Потом пошла в свой уголок, достала конвертик, украшенный золотой незабудкой с розовым сиянием вокруг каждого лепестка, и стала изливать душу в письме к Мане Кокиной:

«Дорогая моя! Я в ужасном состоянии. Все мои нервные окончания расстроились совершенно. Дело в том, что мой роман быстро идет к роковой развязке.

Наш сосед по имению, молодой граф Михаил, не дает мне покоя. Достаточно мне выйти в сад, чтобы услышать за спиной его страстный шепот. К стыду моему, я его полюбила беззаветно.

Сегодня утром у нас в имении случилось необычное событие: пропала масса фруктов, черносливов и прочих драгоценностей. Вся прислуга в один голос обвинила шайку соседских разбойников. Я молчала, потому что знала, что их предводитель граф Михаил.

В тот же вечер он с опасностью для жизни перелез через забор и шепнул страстным шепотом: „Ты должна быть моей“. Разбуженная этим шепотом, я выбежала в сад в капоте из серебряной парчи, закрытая, как плащом, моими распущенными волосами (у меня коса очень отросла за это время, ей-богу), и граф заключил меня в свои объятья. Я ничего не сказала, но вся побледнела, как мрамор; только глаза мои дивно сверкали…»

Катенька вдруг приостановилась и крикнула в соседнюю комнатушку:

— Мама! Дайте мне, пожалуйста, семикопеечную марку. Я пишу Мане Кокиной.

— Что-о? Ma-арку? Все только Кокиным да Мокиным письма писать! Нет, милая моя, мать у тебя тоже не лошадь, чтоб на Мокиных работать. Посидят Мокины и без писем!

— Только и слышно, что марку давай, — загудело из кухни. — Взял бы хворостину хорошую, да как ни на есть…

Катенька подождала минутку, прислушалась, и, когда стало ясно, что марки не получить, она вздохнула и приписала:

«Дорогая Манечка! Я очень криво приклеила марку и боюсь, что она отклеится, как на прошлом письме. Целую тебя 100 000 000 раз.

Твоя Катя Моткова».

Страх

В дамском отделении уже сидела полная пожилая дама и посмотрела на меня очень обиженно, когда носильщик внес мой чемодан и усадил меня на место.

Впрочем, дамы всегда обижаются, когда видят, что кто-нибудь хочет ехать вместе с ними туда же, куда едут они.

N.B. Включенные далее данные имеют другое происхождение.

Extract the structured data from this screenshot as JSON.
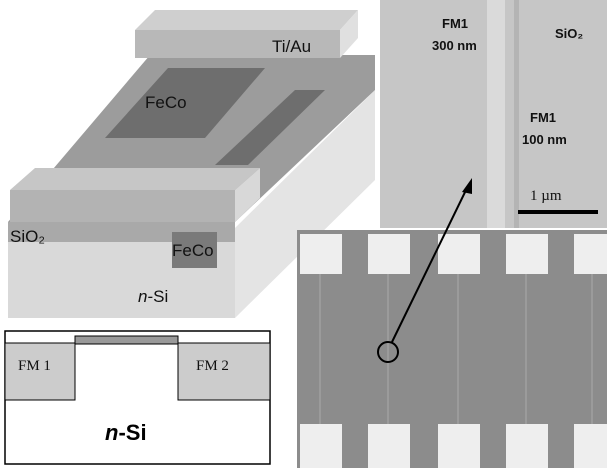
{
  "device_3d": {
    "labels": {
      "top_contact": "Ti/Au",
      "ferromagnet_top": "FeCo",
      "ferromagnet_side": "FeCo",
      "oxide": "SiO₂",
      "substrate_italic": "n",
      "substrate_rest": "-Si"
    }
  },
  "sem_top": {
    "strip_wide_name": "FM1",
    "strip_wide_width": "300 nm",
    "strip_narrow_name": "FM1",
    "strip_narrow_width": "100 nm",
    "oxide": "SiO₂",
    "scale_bar": "1 µm"
  },
  "cross_section": {
    "left": "FM 1",
    "right": "FM 2",
    "substrate_italic": "n",
    "substrate_rest": "-Si"
  }
}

— Вам далеко? — спросила она, решив, по-видимому, простить меня.

Я ответила.

— И мне туда же. Утром приедем. Если никто не сядет, то ночь можно будет провести очень удобно. — Я выразила полную уверенность, что никто не сядет. — Кому же тут садиться? Чего ради? Вы как любите ехать, — спиной или лицом?

Но не успела она удовлетворить моего любезного любопытства, как в дверях показалась желтая картонка, за картонкой порт-плэд, за порт-плэдом носильщик, а за носильщиком востроносая дама с зеленым галстуком.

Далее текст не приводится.